Friday, September 25, 2009

A view of Alizee's trip to the Chesapeake ...

Even though I haven't had time to get the story of our trip up to the Chesapeake put together, Penelope has jotted down her perspective on it all.  So she and I thought we'd share it with you:

"We made it to Norfolk yesterday and Pat, who made the trip with us, flew out today. I miss her already.  What a trip this has been so far. We spent 52 horrendous hours offshore, getting beat around and slammed all over the place by bad seas… very, very unruly seas, much like the crew at times, like when we were hove to, reefing sails in the dark, as we watched  a monster ship steaming right at us!  [Yes, but it was a couple of miles away.]  Despite a couple of squalls, there was very little real danger from the weather.  The real danger of serious injury was from the being thrown around so much especially below decks. That old rule of "one hand for yourself and one hand for the boat" is a crock of you-know-what. You need at least three hands in those conditions...two hands for the boat and a third hand to tend to yourself, like trying to get your pants down to use the head! I can't tell you how bruised and battered I was. We all were.  In fact, one of us rammed a head locker door so hard it stove it in! James said he had never been in such miserable seas.  Speaking of miserable seas, Pat and James were pretty green at the gills several times due to the unrelenting reeling and roiling.   In retrospect, I say the whole ordeal was a lot like giving birth-in the midst of it, you hate the son-of-a-bitch who got you in that condition but as soon as it’s over and you’re at a peaceful anchorage watching a beautiful sunset,  the pain begins to fade.  But please, if you ever hear me say I'm going to go offshore again for more than an afternoon sail, please do me a favor and have someone come put me away!  Or better yet, have them lock James away! 

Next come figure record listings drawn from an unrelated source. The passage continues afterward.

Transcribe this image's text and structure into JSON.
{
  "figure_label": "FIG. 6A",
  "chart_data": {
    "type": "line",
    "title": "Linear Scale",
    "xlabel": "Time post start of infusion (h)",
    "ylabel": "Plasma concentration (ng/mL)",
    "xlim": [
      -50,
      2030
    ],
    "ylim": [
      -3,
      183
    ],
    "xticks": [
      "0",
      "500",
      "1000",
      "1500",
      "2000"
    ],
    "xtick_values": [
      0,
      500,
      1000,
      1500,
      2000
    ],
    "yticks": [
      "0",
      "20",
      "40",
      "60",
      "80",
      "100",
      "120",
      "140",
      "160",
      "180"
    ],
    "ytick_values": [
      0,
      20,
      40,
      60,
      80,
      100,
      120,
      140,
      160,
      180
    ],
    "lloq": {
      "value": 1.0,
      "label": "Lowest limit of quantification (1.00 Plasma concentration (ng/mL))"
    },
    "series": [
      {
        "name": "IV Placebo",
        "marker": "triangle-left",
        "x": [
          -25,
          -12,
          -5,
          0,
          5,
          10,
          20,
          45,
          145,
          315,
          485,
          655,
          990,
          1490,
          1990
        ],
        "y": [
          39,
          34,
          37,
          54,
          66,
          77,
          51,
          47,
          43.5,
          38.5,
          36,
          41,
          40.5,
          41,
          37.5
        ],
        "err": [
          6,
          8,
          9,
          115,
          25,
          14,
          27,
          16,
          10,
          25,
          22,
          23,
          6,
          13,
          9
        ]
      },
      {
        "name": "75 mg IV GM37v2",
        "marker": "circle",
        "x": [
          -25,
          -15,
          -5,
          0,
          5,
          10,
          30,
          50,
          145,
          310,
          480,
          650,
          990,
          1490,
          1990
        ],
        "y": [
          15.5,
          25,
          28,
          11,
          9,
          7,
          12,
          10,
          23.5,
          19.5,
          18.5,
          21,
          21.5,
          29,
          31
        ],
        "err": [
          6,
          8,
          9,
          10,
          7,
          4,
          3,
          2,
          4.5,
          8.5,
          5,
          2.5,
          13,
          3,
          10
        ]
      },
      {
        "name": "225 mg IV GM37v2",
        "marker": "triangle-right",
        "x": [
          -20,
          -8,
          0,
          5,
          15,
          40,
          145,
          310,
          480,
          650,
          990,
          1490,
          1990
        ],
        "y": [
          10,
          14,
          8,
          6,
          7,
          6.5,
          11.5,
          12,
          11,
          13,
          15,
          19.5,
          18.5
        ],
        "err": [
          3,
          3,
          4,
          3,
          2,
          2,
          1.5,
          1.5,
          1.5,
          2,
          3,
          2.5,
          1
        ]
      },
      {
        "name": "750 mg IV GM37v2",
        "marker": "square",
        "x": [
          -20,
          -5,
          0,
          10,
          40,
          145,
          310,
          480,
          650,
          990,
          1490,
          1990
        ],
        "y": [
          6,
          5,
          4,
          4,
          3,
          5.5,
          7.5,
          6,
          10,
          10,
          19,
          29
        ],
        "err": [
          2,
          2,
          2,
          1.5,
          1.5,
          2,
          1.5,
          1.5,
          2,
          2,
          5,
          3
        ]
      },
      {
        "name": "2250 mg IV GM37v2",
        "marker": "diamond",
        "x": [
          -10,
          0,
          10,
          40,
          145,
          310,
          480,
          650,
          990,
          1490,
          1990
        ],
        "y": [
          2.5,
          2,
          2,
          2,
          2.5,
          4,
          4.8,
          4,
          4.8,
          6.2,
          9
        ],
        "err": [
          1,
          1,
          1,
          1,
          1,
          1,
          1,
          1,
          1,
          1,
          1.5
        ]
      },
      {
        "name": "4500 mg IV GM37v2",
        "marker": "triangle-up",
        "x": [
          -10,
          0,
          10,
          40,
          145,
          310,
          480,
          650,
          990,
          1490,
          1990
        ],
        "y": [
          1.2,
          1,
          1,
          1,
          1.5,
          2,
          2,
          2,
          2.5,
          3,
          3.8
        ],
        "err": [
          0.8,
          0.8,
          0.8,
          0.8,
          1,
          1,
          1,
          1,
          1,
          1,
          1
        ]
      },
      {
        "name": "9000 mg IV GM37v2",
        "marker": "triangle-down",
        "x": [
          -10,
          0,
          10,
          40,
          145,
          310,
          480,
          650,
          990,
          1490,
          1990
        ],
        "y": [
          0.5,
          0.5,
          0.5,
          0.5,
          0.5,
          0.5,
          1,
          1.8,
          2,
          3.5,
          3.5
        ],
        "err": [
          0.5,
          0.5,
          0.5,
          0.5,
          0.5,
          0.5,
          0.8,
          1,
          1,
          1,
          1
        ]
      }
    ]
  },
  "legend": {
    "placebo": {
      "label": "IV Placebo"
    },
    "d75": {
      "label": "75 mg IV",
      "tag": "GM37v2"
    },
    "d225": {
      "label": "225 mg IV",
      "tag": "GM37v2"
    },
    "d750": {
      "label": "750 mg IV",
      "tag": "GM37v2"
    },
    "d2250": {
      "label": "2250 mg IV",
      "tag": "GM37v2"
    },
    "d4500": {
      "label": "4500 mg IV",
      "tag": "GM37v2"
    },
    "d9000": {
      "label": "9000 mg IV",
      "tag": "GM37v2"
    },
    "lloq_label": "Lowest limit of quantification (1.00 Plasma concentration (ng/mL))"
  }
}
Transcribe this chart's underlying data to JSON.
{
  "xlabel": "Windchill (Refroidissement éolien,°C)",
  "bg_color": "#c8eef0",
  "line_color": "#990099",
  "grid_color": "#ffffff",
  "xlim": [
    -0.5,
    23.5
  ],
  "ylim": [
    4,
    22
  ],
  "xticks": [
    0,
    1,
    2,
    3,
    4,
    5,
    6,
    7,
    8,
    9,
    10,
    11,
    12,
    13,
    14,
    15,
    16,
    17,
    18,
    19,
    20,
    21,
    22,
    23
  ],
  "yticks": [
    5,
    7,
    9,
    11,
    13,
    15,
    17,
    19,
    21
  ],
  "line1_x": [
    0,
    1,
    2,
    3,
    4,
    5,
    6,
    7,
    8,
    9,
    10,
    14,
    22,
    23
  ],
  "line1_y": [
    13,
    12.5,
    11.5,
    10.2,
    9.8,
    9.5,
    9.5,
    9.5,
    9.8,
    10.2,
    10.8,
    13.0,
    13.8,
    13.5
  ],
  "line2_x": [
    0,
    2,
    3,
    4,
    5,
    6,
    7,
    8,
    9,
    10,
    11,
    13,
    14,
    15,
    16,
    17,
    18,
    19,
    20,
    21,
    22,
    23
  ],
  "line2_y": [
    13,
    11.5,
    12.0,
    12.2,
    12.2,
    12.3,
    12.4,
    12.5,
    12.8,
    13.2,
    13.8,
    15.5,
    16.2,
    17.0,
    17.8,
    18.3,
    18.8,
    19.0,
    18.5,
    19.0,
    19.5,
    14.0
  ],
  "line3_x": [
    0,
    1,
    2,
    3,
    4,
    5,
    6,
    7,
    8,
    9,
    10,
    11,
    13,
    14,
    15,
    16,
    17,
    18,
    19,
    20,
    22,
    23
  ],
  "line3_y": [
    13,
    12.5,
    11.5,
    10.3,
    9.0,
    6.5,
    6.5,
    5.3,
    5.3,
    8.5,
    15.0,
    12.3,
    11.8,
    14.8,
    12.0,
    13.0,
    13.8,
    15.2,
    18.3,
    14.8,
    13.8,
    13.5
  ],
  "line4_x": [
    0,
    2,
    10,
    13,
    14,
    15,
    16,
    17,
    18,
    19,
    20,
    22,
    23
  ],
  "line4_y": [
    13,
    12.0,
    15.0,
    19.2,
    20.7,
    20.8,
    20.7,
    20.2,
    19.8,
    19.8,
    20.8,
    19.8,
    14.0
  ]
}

"Because of conditions the captain says he didn’t anticipate, the trip  to Norfolk that he had hoped would be 3 days of offshore sailing  and a couple of days up the Intracoastal has ended up being 2+ days of an offshore nightmare and 12 days of motoring up the IntracoastaI which we caught at Port Royal, South Carolina.  I doubt I’ll ever let him live down that miscalculation! And remind me sometime to tell you about another thing I'll never let him hear the end of. It has to do with orders to "Get on the boat!"  and "Get off the boat!" that only a trained professional or a crazy first mate might actually obey.  Despite all of this, sailing still has its rewards even if there are times I want to mutiny or  jump ship!  Of course, I knew I wouldn't like this part of the trip, whether on or offshore or not (I hate the Intracoastal except when we’re just coming into it from offshore. Then I want to kiss the land it’s been cut through!) Right now I’m remembering that we’ll be cruising the Chesapeake next which like the child that makes you forget the labor will fool me into thinking that sailing is worth all the trials and tribulations.

"Now I want to know what's going on in your neck of the woods? What's it like to take hot showers in privacy whenever you’re dirty and sweaty, flush paper down the toilet and not have to carry to the effluent with you as you go, do grocery shopping and not have to decide which you’d rather have-wine or bread with no thought to which weighs the most.   And do remind me what it's like doing laundry without having to dump your skivvies into the same tub that a few minutes ago was having a go at some stranger’s dirty ones? Somebody please tell me what it’s like ashore."

So there you have it.  An unbiased report from the first mate on Alizee.  As you can tell from the photos, it wasn't all bad.  Oh, and by the way, you can find more photos on Flickr.